A shrub or small tree having flattened globose fruit with very sweet aromatic pulp and thin yellow-orange to flame-orange rind that is loose and easily removed; native to southeastern Asia.  The word “citrus” originated with the Romans as it was used to refer to plants that possessed a scent.

mandarin orange photo taken by myself

The Citrus reticulata tree generally has thorns and thin twigs with wide, dark green, shiny leaves that are alternately arranged.  Its flowers bloom either singly or in a small group in the leaf axils.  Its fruit, known commonly as the mandarine or tangerine, is bright orange when ripe and oblate.  The mandarin is considered to be a hesperidium, which is a type of berry or fleshy, multiseeded fruit.  The outer shell of the mandarin is leathery and the inside of the peel is more spongy and light in color.  This part, which can also be referred to as the “rind”, has many glands which contain aromatic oils.  These oils are what gives the fruit its strong scent.  When peeled, it is found to be segmented and contains pointed seeds inside which are sometimes referred to as “pips”.


Domain: Eukarya

Kingdom: Plantae 

Subkingdom: Tracheobionta 

Superdivision: Spermatophyta 

Division: Magnoliophyta

Class: Magnoliopsida 

Subclass: Rosidae

Order: Sapindales

Family: Rutaceae

Genus:  Citrus L.

Species:  Citrus reticulata


Domain: Eukarya

    Citrus reticulata belong to the Eukarya domain because all of its plants are eukaryotic, meaning they are organisms containing cells with a nucleus, their cells are organized into complex structures enclosed within membranes, and resemble all of the other features of eukaryotes. 
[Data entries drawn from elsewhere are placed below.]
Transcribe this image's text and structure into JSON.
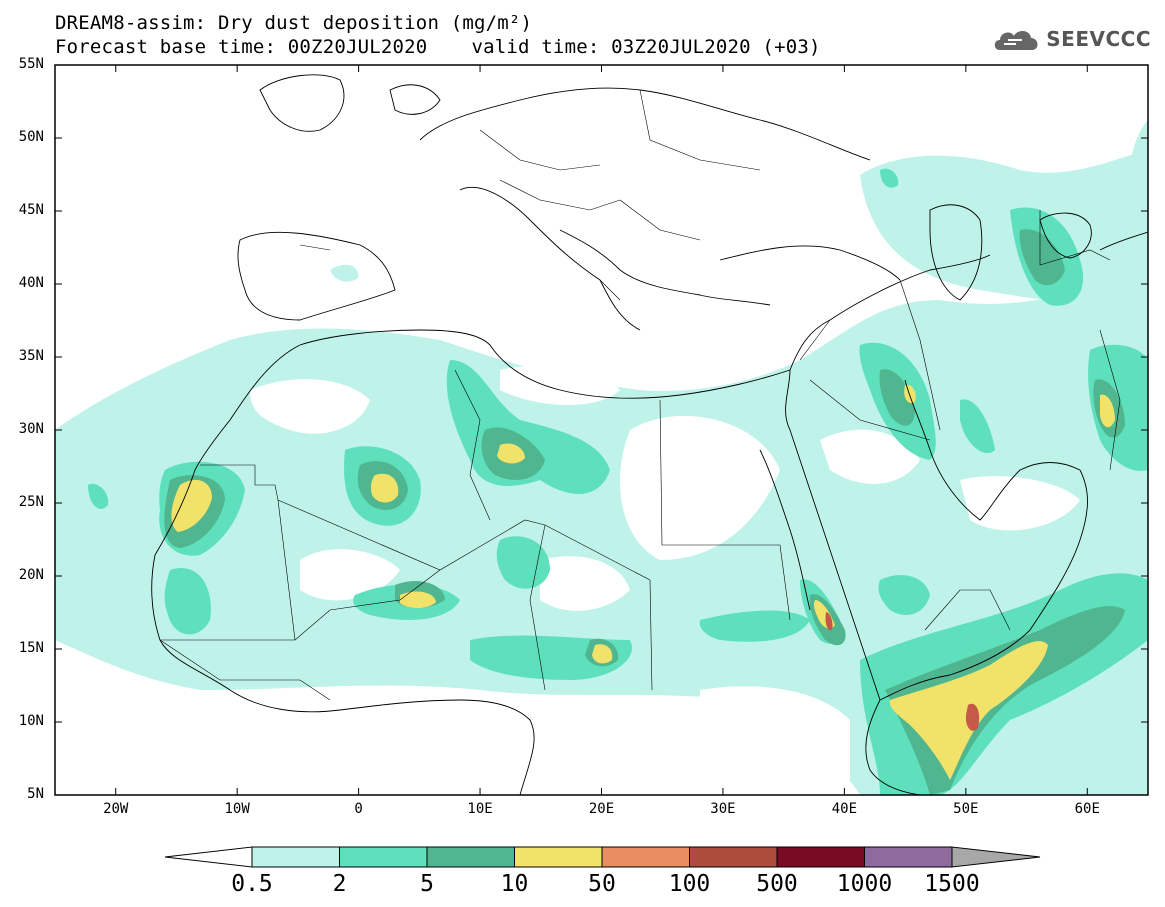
{
  "title": {
    "line1": "DREAM8-assim: Dry dust deposition (mg/m²)",
    "base_time": "Forecast base time: 00Z20JUL2020",
    "valid_time": "valid time: 03Z20JUL2020 (+03)"
  },
  "logo": {
    "text": "SEEVCCC",
    "icon": "cloud-icon"
  },
  "axes": {
    "lat_labels": [
      "55N",
      "50N",
      "45N",
      "40N",
      "35N",
      "30N",
      "25N",
      "20N",
      "15N",
      "10N",
      "5N"
    ],
    "lon_labels": [
      "20W",
      "10W",
      "0",
      "10E",
      "20E",
      "30E",
      "40E",
      "50E",
      "60E"
    ],
    "lon_range": [
      -25,
      65
    ],
    "lat_range": [
      5,
      55
    ]
  },
  "legend": {
    "labels": [
      "0.5",
      "2",
      "5",
      "10",
      "50",
      "100",
      "500",
      "1000",
      "1500"
    ],
    "colors": [
      "#ffffff",
      "#bff3ea",
      "#5fe0bd",
      "#4fb690",
      "#f1e36a",
      "#e98e61",
      "#ad4b3d",
      "#7a0b25",
      "#8f6a9e",
      "#a8a8a8"
    ]
  },
  "colors": {
    "light": "#bff3ea",
    "mid": "#5fe0bd",
    "dark": "#4fb690",
    "yellow": "#f1e36a",
    "orange": "#e98e61",
    "red": "#c45a47"
  }
}
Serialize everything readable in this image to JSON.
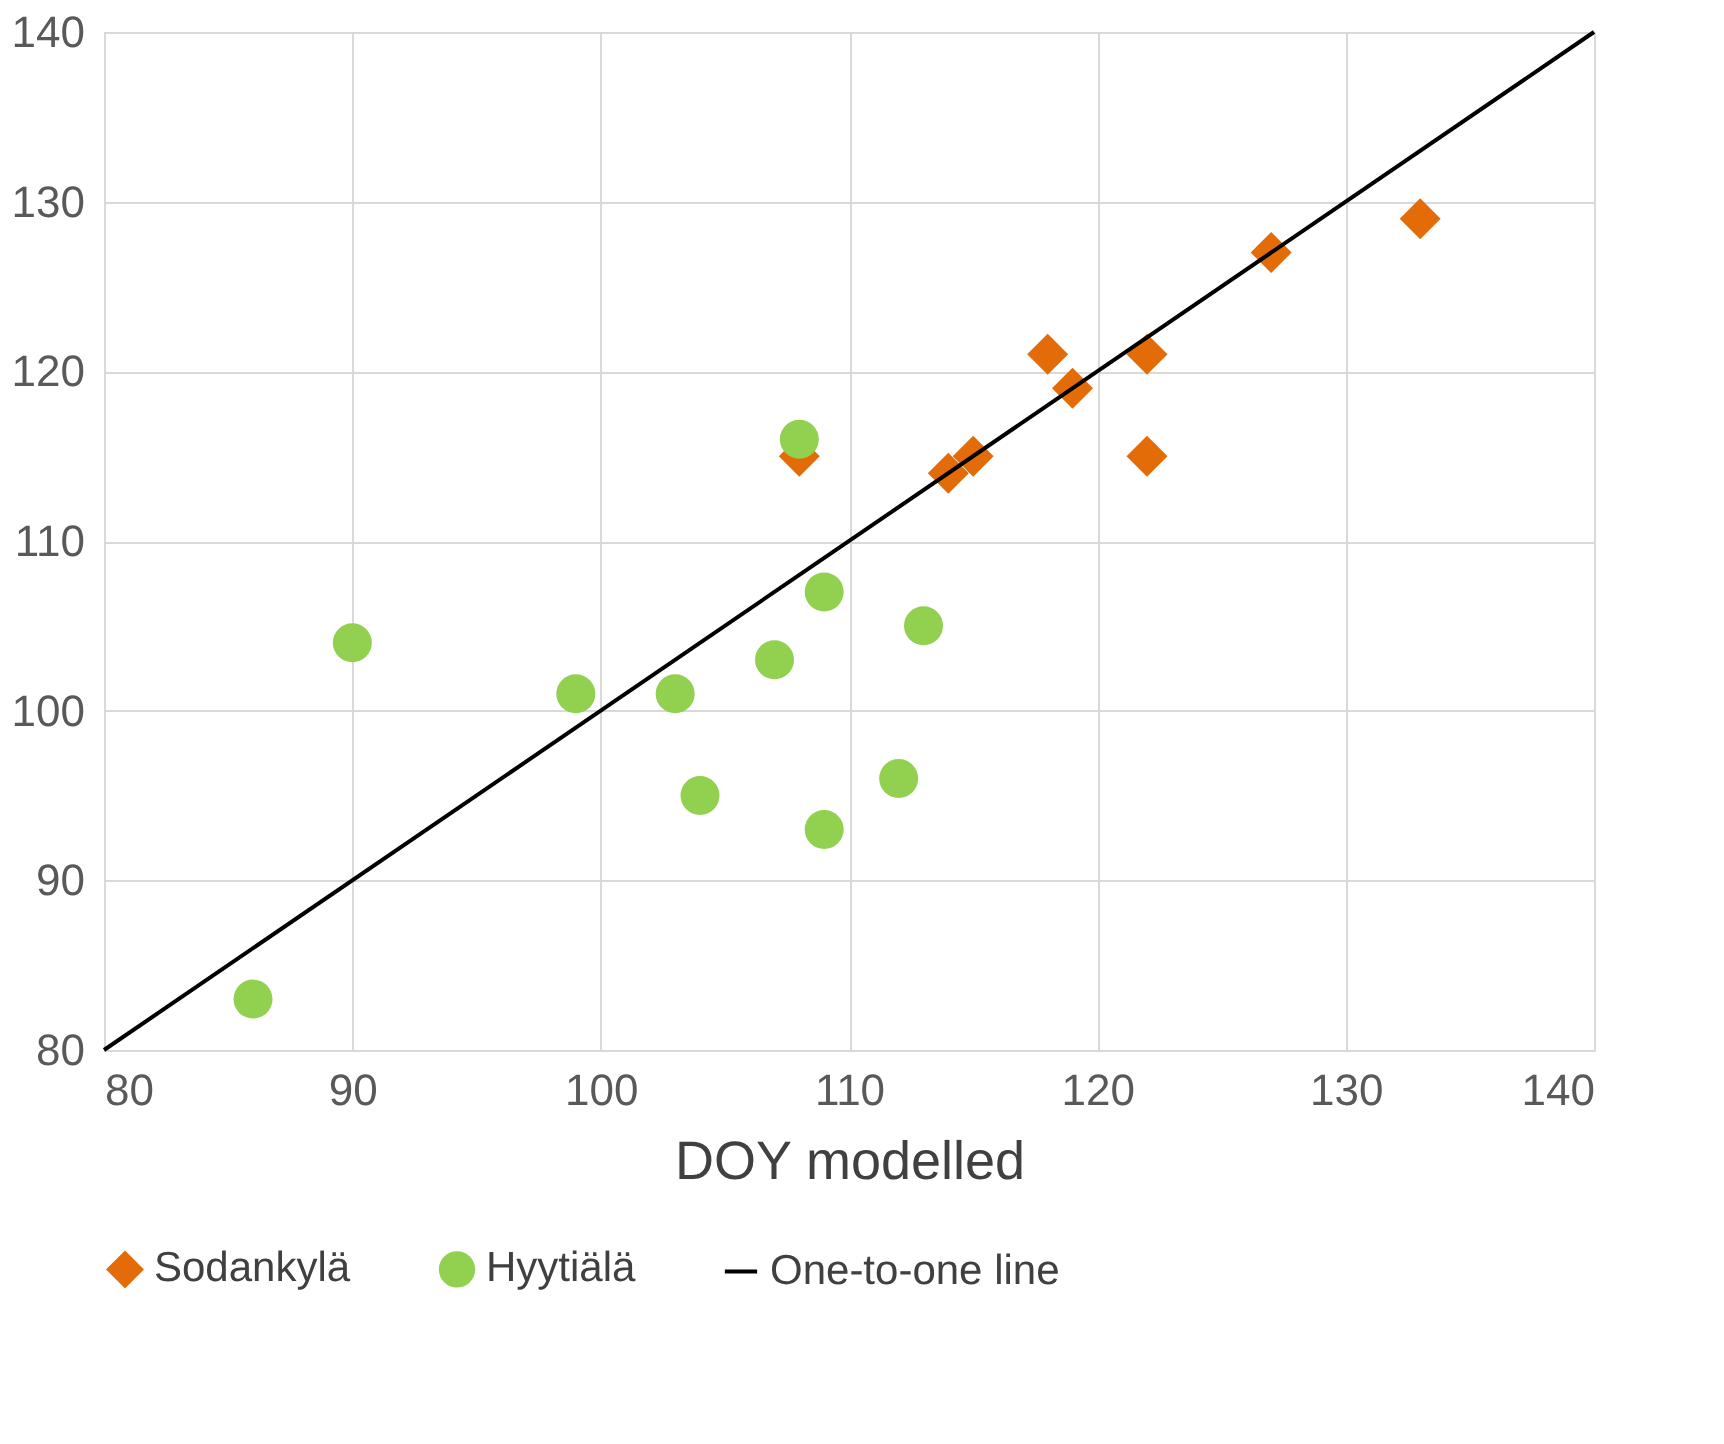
{
  "chart_data": {
    "type": "scatter",
    "xlabel": "DOY modelled",
    "xlim": [
      80,
      140
    ],
    "xticks": [
      80,
      90,
      100,
      110,
      120,
      130,
      140
    ],
    "ylim": [
      80,
      140
    ],
    "yticks": [
      80,
      90,
      100,
      110,
      120,
      130,
      140
    ],
    "grid": true,
    "legend": "bottom",
    "series": [
      {
        "name": "Sodankylä",
        "marker": "diamond",
        "color": "#e36c09",
        "x": [
          108,
          114,
          115,
          118,
          119,
          122,
          122,
          127,
          133
        ],
        "values": [
          115,
          114,
          115,
          121,
          119,
          121,
          115,
          127,
          129
        ]
      },
      {
        "name": "Hyytiälä",
        "marker": "circle",
        "color": "#92d050",
        "x": [
          86,
          90,
          99,
          103,
          104,
          107,
          108,
          109,
          109,
          112,
          113
        ],
        "values": [
          83,
          104,
          101,
          101,
          95,
          103,
          116,
          107,
          93,
          96,
          105
        ]
      },
      {
        "name": "One-to-one line",
        "type": "line",
        "color": "#000000",
        "x": [
          80,
          140
        ],
        "values": [
          80,
          140
        ]
      }
    ]
  }
}
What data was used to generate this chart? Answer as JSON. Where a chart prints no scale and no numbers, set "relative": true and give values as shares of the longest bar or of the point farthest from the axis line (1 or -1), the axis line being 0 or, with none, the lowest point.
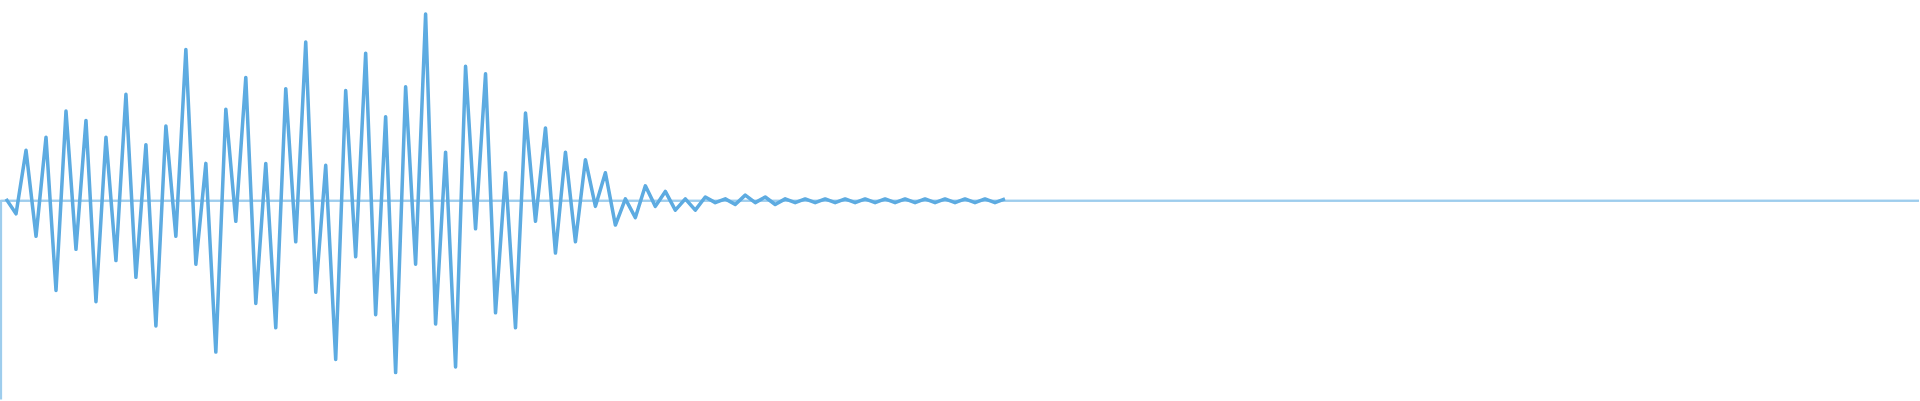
{
  "chart_data": {
    "type": "line",
    "relative": true,
    "color": "#5dabe1",
    "ref_lines": [
      {
        "axis": "y",
        "value": 0,
        "color": "#9ecded"
      }
    ],
    "categories": [
      null,
      null,
      null,
      null,
      null,
      null,
      null,
      null,
      null,
      null,
      null,
      null,
      null,
      null,
      null,
      null,
      null,
      null,
      null,
      null,
      null,
      null,
      null,
      null,
      null,
      null,
      null,
      null,
      null,
      null,
      null,
      null,
      null,
      null,
      null,
      null,
      null,
      null,
      null,
      null,
      null,
      null,
      null,
      null,
      null,
      null,
      null,
      null,
      null,
      null,
      null,
      null,
      null,
      null,
      null,
      null,
      null,
      null,
      null,
      null,
      null,
      null,
      null,
      null,
      null,
      null,
      null,
      null,
      null,
      null,
      null,
      null,
      null,
      null,
      null,
      null,
      null,
      null,
      null,
      null,
      null,
      null,
      null,
      null,
      null,
      null,
      null,
      null,
      null,
      null,
      null,
      null,
      null,
      null,
      null,
      null,
      null,
      null,
      null,
      null,
      null,
      null,
      null,
      null,
      null,
      null,
      null,
      null,
      null,
      null,
      null,
      null,
      null,
      null,
      null,
      null,
      null,
      null,
      null,
      null,
      null,
      null,
      null,
      null,
      null,
      null,
      null,
      null,
      null,
      null,
      null,
      null,
      null,
      null,
      null,
      null,
      null,
      null,
      null,
      null,
      null,
      null,
      null,
      null,
      null,
      null,
      null,
      null,
      null,
      null,
      null,
      null,
      null,
      null,
      null,
      null,
      null,
      null,
      null,
      null,
      null,
      null,
      null,
      null,
      null,
      null,
      null,
      null,
      null,
      null,
      null,
      null,
      null,
      null,
      null,
      null,
      null,
      null,
      null,
      null,
      null,
      null,
      null,
      null,
      null,
      null,
      null,
      null,
      null,
      null,
      null,
      null
    ],
    "values": [
      0.01,
      -0.07,
      0.27,
      -0.19,
      0.34,
      -0.48,
      0.48,
      -0.26,
      0.43,
      -0.54,
      0.34,
      -0.32,
      0.57,
      -0.41,
      0.3,
      -0.67,
      0.4,
      -0.19,
      0.81,
      -0.34,
      0.2,
      -0.81,
      0.49,
      -0.11,
      0.66,
      -0.55,
      0.2,
      -0.68,
      0.6,
      -0.22,
      0.85,
      -0.49,
      0.19,
      -0.85,
      0.59,
      -0.3,
      0.79,
      -0.61,
      0.45,
      -0.92,
      0.61,
      -0.34,
      1,
      -0.66,
      0.26,
      -0.89,
      0.72,
      -0.15,
      0.68,
      -0.6,
      0.15,
      -0.68,
      0.47,
      -0.11,
      0.39,
      -0.28,
      0.26,
      -0.22,
      0.22,
      -0.03,
      0.15,
      -0.13,
      0.01,
      -0.09,
      0.08,
      -0.03,
      0.05,
      -0.05,
      0.01,
      -0.05,
      0.02,
      -0.01,
      0.01,
      -0.02,
      0.03,
      -0.01,
      0.02,
      -0.02,
      0.01,
      -0.01,
      0.01,
      -0.01,
      0.01,
      -0.01,
      0.01,
      -0.01,
      0.01,
      -0.01,
      0.01,
      -0.01,
      0.01,
      -0.01,
      0.01,
      -0.01,
      0.01,
      -0.01,
      0.01,
      -0.01,
      0.01,
      -0.01,
      0.01,
      null,
      null,
      null,
      null,
      null,
      null,
      null,
      null,
      null,
      null,
      null,
      null,
      null,
      null,
      null,
      null,
      null,
      null,
      null,
      null,
      null,
      null,
      null,
      null,
      null,
      null,
      null,
      null,
      null,
      null,
      null,
      null,
      null,
      null,
      null,
      null,
      null,
      null,
      null,
      null,
      null,
      null,
      null,
      null,
      null,
      null,
      null,
      null,
      null,
      null,
      null,
      null,
      null,
      null,
      null,
      null,
      null,
      null,
      null,
      null,
      null,
      null,
      null,
      null,
      null,
      null,
      null,
      null,
      null,
      null,
      null,
      null,
      null,
      null,
      null,
      null,
      null,
      null,
      null,
      null,
      null,
      null,
      null,
      null,
      null,
      null,
      null,
      null,
      null,
      null,
      null
    ]
  }
}
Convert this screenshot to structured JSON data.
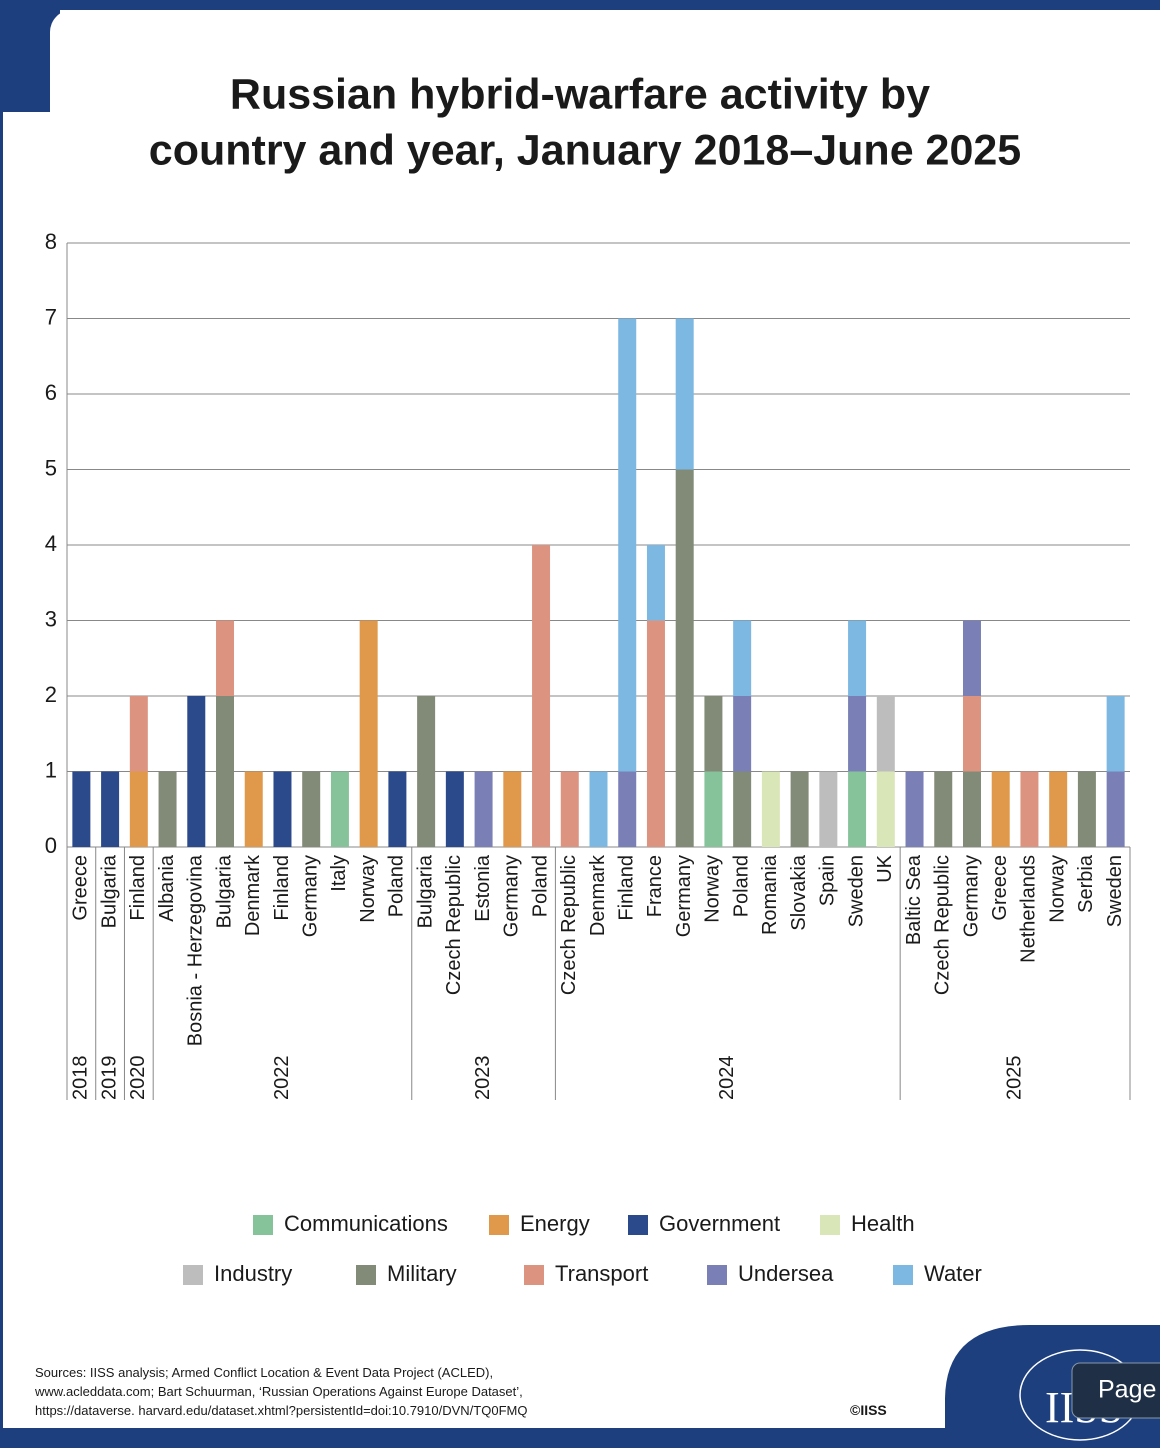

It originated in China and Japan in the 16th century where it was grown in large quantities.  In the 19th century, it was brought to Europe as one of the last citrus fruits.  England introduced the mandarin to the Mediterranean region in the 19th century as well.  Italy took this citrus tree and introduced it to the new world, in specific, New Orleans, in the mid 1800s.  It was not until the early 1900s that commercial production of the mandarin began to become popular.